4. Steps in Calculating Corporation Tax
Step 1: Work Out Taxable Profits
Start with total business income and deduct allowable business expenses. Include:
- Trading profits (sales minus costs)
- Investment income (e.g., interest, rental income)
- Chargeable gains (profits from selling assets like property or shares)
Step 2: Adjust for Disallowed Expenses
Not all expenses are deductible. Excluded items include:
- Entertaining clients
- Fines and penalties
- Certain capital expenses (covered under capital allowances instead)
Step 3: Apply Capital Allowances
Capital allowances let businesses deduct the cost of assets like machinery, vehicles, or equipment over time (or immediately under the Annual Investment Allowance).
Step 4: Calculate Taxable Profit
Taxable profit = Business income – Allowable expenses – Capital allowances + Disallowed expenses
Step 5: Apply the Corporation Tax Rate
Depending on profit levels, apply the correct rate (19%, 25%, or marginal relief).
Step 6: Deduct Reliefs and Credits
Businesses may reduce their tax bill with schemes such as:
- Research and Development (R&D) relief
- Creative industry tax reliefs
- Loss relief (offsetting previous or future losses against profits)
Step 7: Final Tax Liability
After adjustments, you’ll have the final corporation tax owed.
5. Example of Corporation Tax Calculation
A company earns £120,000 profit before tax.
- Allowable expenses: £20,000
- Disallowed expenses: £2,000
- Capital allowances: £10,000
Taxable profit = £120,000 – £20,000 – £10,000 + £2,000 = £92,000
Since £92,000 falls between £50,001 and £250,000, marginal relief applies. The effective tax rate will be slightly higher than 19% but lower than 25%.
6. Filing and Paying Corporation Tax
- Companies must file a Company Tax Return (CT600) with HMRC.
- Corporation tax must be paid 9 months and 1 day after the end of the company’s accounting period.
- Filing deadlines for returns are 12 months after the end of the accounting period.
Late filing or payment can result in penalties and interest charges.
Frequently Asked Questions
1. Do small businesses pay corporation tax?
Yes, all limited companies pay corporation tax, regardless of size.
2. Can losses reduce corporation tax?
Yes, companies can offset trading losses against past or future profits to reduce tax liability.
3. Is corporation tax calculated before or after dividends?
It is calculated before dividends.

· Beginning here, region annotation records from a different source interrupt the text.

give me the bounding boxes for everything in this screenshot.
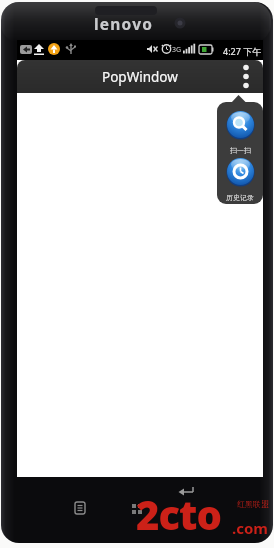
- staticText: 扫一扫: [230, 146, 251, 154]
- button[interactable]: [128, 500, 146, 518]
- button[interactable]: 历史记录: [220, 155, 260, 201]
- button[interactable]: [176, 482, 198, 502]
- staticText: 红黑联盟: [237, 499, 269, 509]
- staticText: 4:27 下午: [223, 45, 262, 57]
- staticText: .com: [232, 518, 268, 538]
- staticText: 2cto: [136, 487, 221, 541]
- staticText: 3G: [172, 45, 182, 55]
- staticText: PopWindow: [102, 68, 178, 86]
- button[interactable]: 扫一扫: [220, 108, 260, 154]
- staticText: lenovo: [94, 13, 154, 34]
- button[interactable]: [70, 498, 90, 518]
- staticText: 历史记录: [226, 193, 254, 201]
- button[interactable]: [231, 62, 260, 91]
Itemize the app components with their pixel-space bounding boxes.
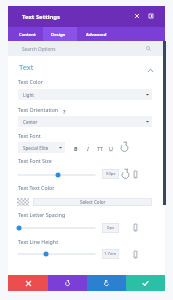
button[interactable]: I xyxy=(83,143,93,153)
staticText: U xyxy=(109,145,113,152)
button[interactable]: Expand xyxy=(146,11,156,21)
button[interactable]: B xyxy=(71,143,81,153)
button[interactable]: Special Elite xyxy=(18,142,65,153)
button[interactable]: Collapse Text section xyxy=(146,66,155,75)
button[interactable]: Reset xyxy=(121,170,130,179)
button[interactable]: Cancel xyxy=(8,275,48,291)
button[interactable]: Slider handle xyxy=(43,251,49,257)
button[interactable]: Center xyxy=(18,116,152,127)
button[interactable]: Content xyxy=(8,27,43,42)
staticText: Content xyxy=(19,32,36,38)
staticText: TT xyxy=(97,145,104,152)
button[interactable]: Slider handle xyxy=(16,225,22,231)
staticText: B xyxy=(74,145,78,152)
button[interactable]: Design xyxy=(43,27,77,42)
button[interactable]: Text xyxy=(19,62,34,72)
staticText: Text Font xyxy=(18,132,41,139)
button[interactable]: 1.7em xyxy=(102,249,119,259)
button[interactable]: Save xyxy=(126,275,165,291)
staticText: Text Orientation xyxy=(18,106,59,113)
button[interactable]: Color swatch xyxy=(17,198,29,206)
staticText: 50px xyxy=(106,171,116,177)
staticText: 1.7em xyxy=(104,251,117,257)
button[interactable]: U xyxy=(106,143,116,153)
staticText: Text Font Size xyxy=(18,157,52,164)
button[interactable]: TT xyxy=(95,143,105,153)
button[interactable]: Light xyxy=(18,89,152,100)
button[interactable]: Responsive options xyxy=(131,170,140,179)
button[interactable]: Close xyxy=(132,11,142,21)
staticText: Light xyxy=(23,92,34,98)
button[interactable]: Redo xyxy=(87,275,126,291)
button[interactable]: 50px xyxy=(102,169,119,179)
staticText: Advanced xyxy=(86,32,107,38)
button[interactable]: Reset font xyxy=(120,143,129,152)
staticText: Center xyxy=(23,119,38,125)
button[interactable]: Advanced xyxy=(77,27,117,42)
staticText: Design xyxy=(51,32,66,38)
button[interactable]: Slider handle xyxy=(55,172,61,178)
staticText: 0px xyxy=(107,225,115,231)
button[interactable]: 0px xyxy=(102,223,119,233)
staticText: ? xyxy=(63,109,66,116)
button[interactable]: Responsive options xyxy=(131,223,140,232)
staticText: Text Line Height xyxy=(18,238,59,245)
button[interactable]: Select Color xyxy=(33,198,152,206)
staticText: Text Color xyxy=(18,78,43,85)
staticText: I xyxy=(87,145,89,152)
button[interactable]: Undo xyxy=(48,275,87,291)
staticText: Text Text Color xyxy=(18,184,55,191)
staticText: Special Elite xyxy=(23,145,49,151)
staticText: Text Settings xyxy=(22,13,61,21)
staticText: Text Letter Spacing xyxy=(18,211,66,218)
button[interactable]: Help xyxy=(61,109,68,116)
staticText: Select Color xyxy=(80,199,106,205)
button[interactable]: Responsive options xyxy=(131,250,140,259)
staticText: Search Options xyxy=(22,46,56,52)
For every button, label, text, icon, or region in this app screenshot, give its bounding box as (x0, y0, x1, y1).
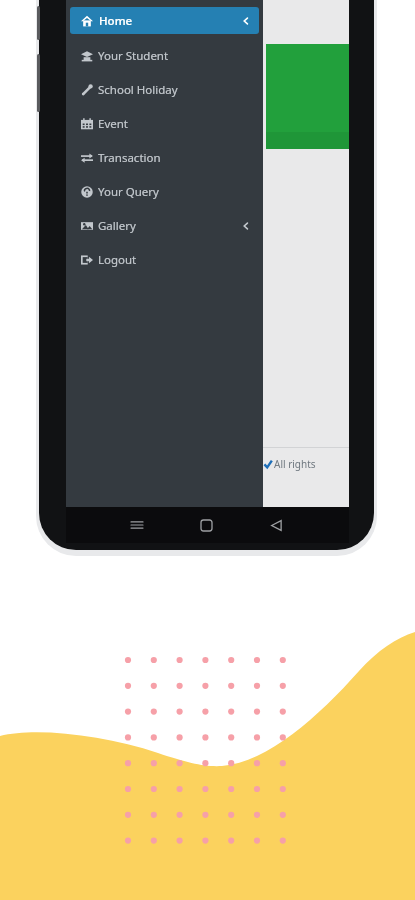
staticText: Event (98, 116, 128, 132)
staticText: Logout (98, 252, 137, 268)
button[interactable]: Transaction (70, 143, 259, 173)
button[interactable]: Your Query (70, 177, 259, 207)
staticText: Transaction (98, 150, 161, 166)
button[interactable]: Logout (70, 245, 259, 275)
button[interactable]: Gallery (70, 211, 259, 241)
button[interactable]: Home (70, 7, 259, 34)
staticText: Your Query (98, 184, 159, 200)
button[interactable]: School Holiday (70, 75, 259, 105)
staticText: Gallery (98, 218, 136, 234)
button[interactable]: Back (265, 514, 287, 536)
button[interactable]: Your Student (70, 41, 259, 71)
staticText: School Holiday (98, 82, 178, 98)
staticText: All rights (274, 457, 316, 471)
staticText: Home (99, 13, 133, 29)
button[interactable]: Event (70, 109, 259, 139)
button[interactable]: Home (195, 514, 217, 536)
staticText: Your Student (98, 48, 169, 64)
button[interactable]: Recent apps (126, 514, 148, 536)
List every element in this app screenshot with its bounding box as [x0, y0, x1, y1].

Dividends are paid from post-tax profits.
4. Do self-employed individuals pay corporation tax?
No, self-employed workers pay income tax through self-assessment.

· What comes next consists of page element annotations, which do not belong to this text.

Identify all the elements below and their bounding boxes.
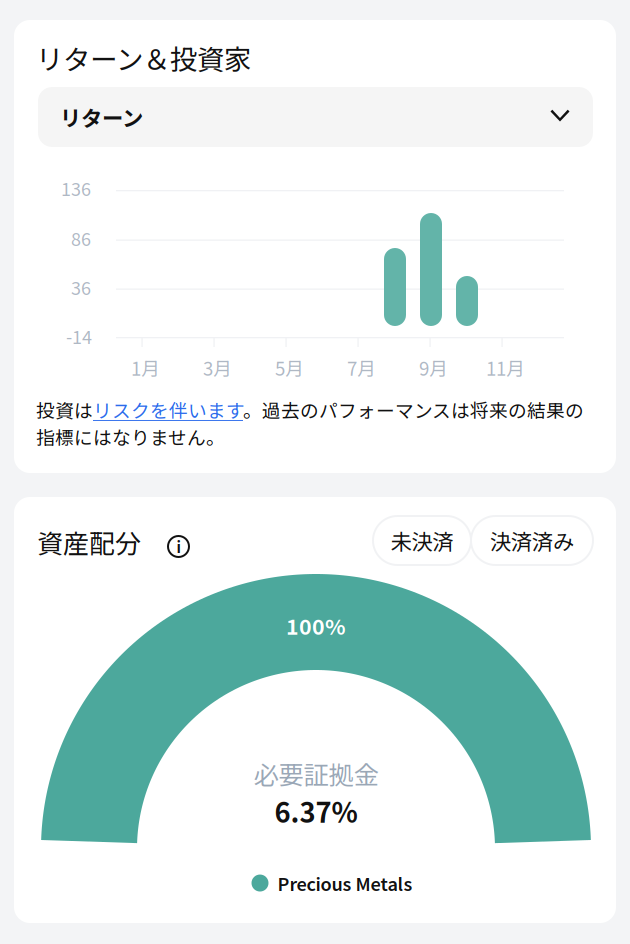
staticText: 6.37% xyxy=(274,791,358,831)
staticText: 投資はリスクを伴います。過去のパフォーマンスは将来の結果の指標にはなりません。 xyxy=(36,396,584,450)
staticText: i xyxy=(176,536,180,557)
staticText: 必要証拠金 xyxy=(254,755,378,792)
staticText: 100% xyxy=(286,610,346,641)
staticText: 5月 xyxy=(275,354,304,381)
staticText: 11月 xyxy=(486,354,525,381)
button[interactable]: リターン xyxy=(38,87,593,147)
button[interactable]: 決済済み xyxy=(471,516,593,565)
staticText: 36 xyxy=(71,274,91,300)
staticText: 136 xyxy=(61,175,91,201)
staticText: -14 xyxy=(66,323,92,349)
staticText: Precious Metals xyxy=(278,870,412,896)
staticText: 3月 xyxy=(203,354,232,381)
staticText: リターン＆投資家 xyxy=(36,38,251,78)
staticText: 86 xyxy=(71,225,91,251)
staticText: リターン xyxy=(60,102,143,132)
staticText: 未決済 xyxy=(390,525,454,556)
button[interactable]: 未決済 xyxy=(373,516,471,565)
staticText: 決済済み xyxy=(490,525,574,556)
staticText: 1月 xyxy=(131,354,160,381)
staticText: 資産配分 xyxy=(37,523,141,561)
staticText: 7月 xyxy=(347,354,376,381)
staticText: 9月 xyxy=(419,354,448,381)
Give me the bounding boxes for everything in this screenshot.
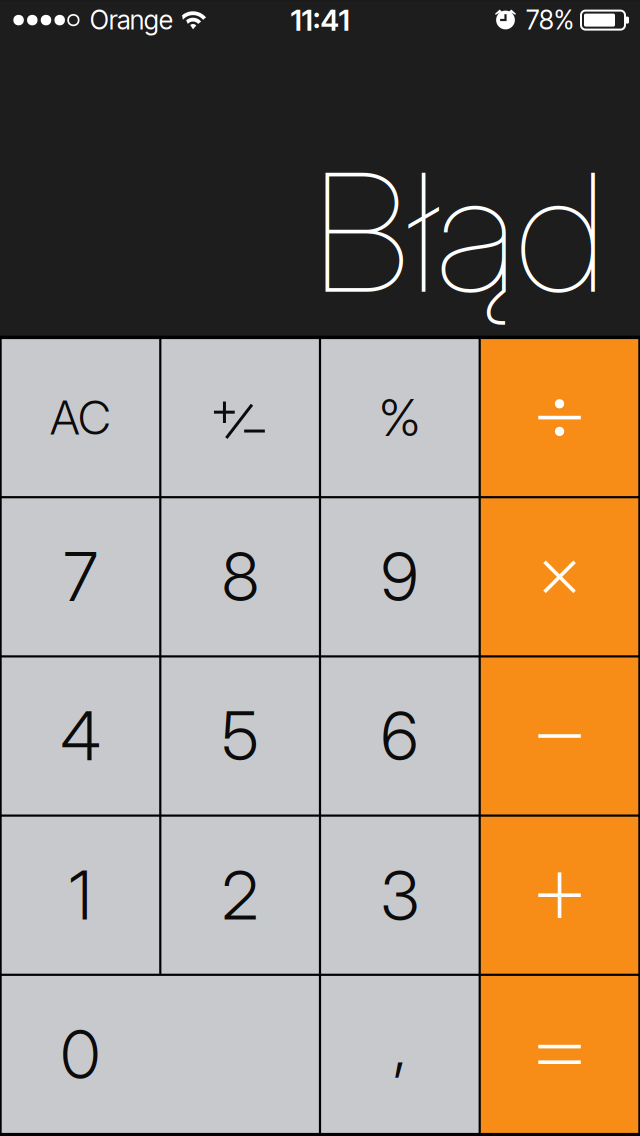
staticText: 11:41 [290, 2, 350, 38]
staticText: 5 [222, 696, 259, 776]
button[interactable]: 3 [321, 817, 479, 974]
button[interactable]: Multiply [481, 498, 638, 655]
staticText: 78% [526, 4, 574, 36]
button[interactable]: 4 [2, 658, 159, 814]
button[interactable]: Divide [481, 339, 638, 496]
staticText: 1 [69, 855, 92, 936]
button[interactable]: Equals [481, 976, 638, 1133]
staticText: 9 [381, 536, 419, 617]
button[interactable]: Percent [321, 339, 479, 496]
staticText: 4 [60, 696, 100, 776]
button[interactable]: 0 [2, 976, 319, 1133]
button[interactable]: 5 [161, 658, 319, 814]
button[interactable]: Minus [481, 658, 638, 814]
staticText: , [393, 1004, 407, 1085]
staticText: 6 [381, 696, 419, 776]
button[interactable]: Plus [481, 817, 638, 974]
staticText: AC [50, 389, 111, 446]
button[interactable]: 6 [321, 658, 479, 814]
staticText: Orange [90, 4, 173, 36]
button[interactable]: 8 [161, 498, 319, 655]
button[interactable]: All Clear [2, 339, 159, 496]
button[interactable]: Decimal separator [321, 976, 479, 1133]
staticText: 7 [63, 536, 97, 617]
staticText: 3 [381, 855, 419, 936]
staticText: Błąd [312, 133, 606, 331]
staticText: 0 [60, 1014, 100, 1095]
button[interactable]: 7 [2, 498, 159, 655]
button[interactable]: Plus Minus [161, 339, 319, 496]
button[interactable]: 9 [321, 498, 479, 655]
staticText: 2 [222, 855, 259, 936]
button[interactable]: 2 [161, 817, 319, 974]
staticText: % [379, 387, 421, 448]
staticText: 8 [222, 536, 259, 617]
button[interactable]: 1 [2, 817, 159, 974]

5. What happens if I don’t pay corporation tax on time?
HMRC charges penalties and daily interest on late payments.
6. Can corporation tax be reduced legally?
Yes, through reliefs, allowances, and strategic tax planning.
Conclusion
Understanding how corporation tax is calculated helps UK companies manage finances, claim allowances, and remain compliant. By accurately calculating profits, applying reliefs, and meeting deadlines, businesses can minimise tax burdens and avoid penalties.